Monday, 9 March 2009

US consumer credit - the six month slowdown

Yes, finally we can see the crunch in US consumer credit data. The slowdown started last September.

Although the crisis began back in August 2007, the collapse of Lehman appears to be the divisive point when the crisis moved from the financial sector to the real economy.

Why did the Fed let Lehman go? In retrospect, it looks like the dumbest decision in decades.

4 comments:

VADO said...

It all leads back to Lehman. What exactly happened?

Mitch said...

"Why did the Fed let Lehman go? In retrospect, it looks like the dumbest decision in decades. "

score settling perhaps?

Patrick Crozier said...

You know some days I don't know where you are coming from.

You seem to be against bailouts and then you say Lehman should have been saved.

You have as your tagline that "not one stone shall stand upon another" and then seem to think that the real economy will not be affected.
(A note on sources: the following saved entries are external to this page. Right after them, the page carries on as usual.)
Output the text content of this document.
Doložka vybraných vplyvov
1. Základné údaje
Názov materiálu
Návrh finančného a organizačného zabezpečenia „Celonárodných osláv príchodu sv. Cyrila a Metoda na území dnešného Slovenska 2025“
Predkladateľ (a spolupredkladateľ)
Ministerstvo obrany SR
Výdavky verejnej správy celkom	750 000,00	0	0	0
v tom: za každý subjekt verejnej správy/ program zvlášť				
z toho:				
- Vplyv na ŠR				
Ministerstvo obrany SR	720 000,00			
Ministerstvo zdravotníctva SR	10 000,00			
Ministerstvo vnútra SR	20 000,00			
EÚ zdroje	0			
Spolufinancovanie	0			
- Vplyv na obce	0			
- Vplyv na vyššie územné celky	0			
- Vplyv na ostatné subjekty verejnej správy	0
You seem to put a great deal of faith in regulation but virtually none in the people who would be doing it.

Maybe I've misread you (and I hope I have) but there do seem to be some contradictions in your thinking.

Anonymous said...

All LEH failure did was accelerate the inevitable. End of story. Saving LEH would not have made a bit of difference in the picture of the unraveling credit bubble.

We are where we are because of decades of easy credit/monetary policies and unregulated markets. The current resulting environment was baked into the cake along time ago.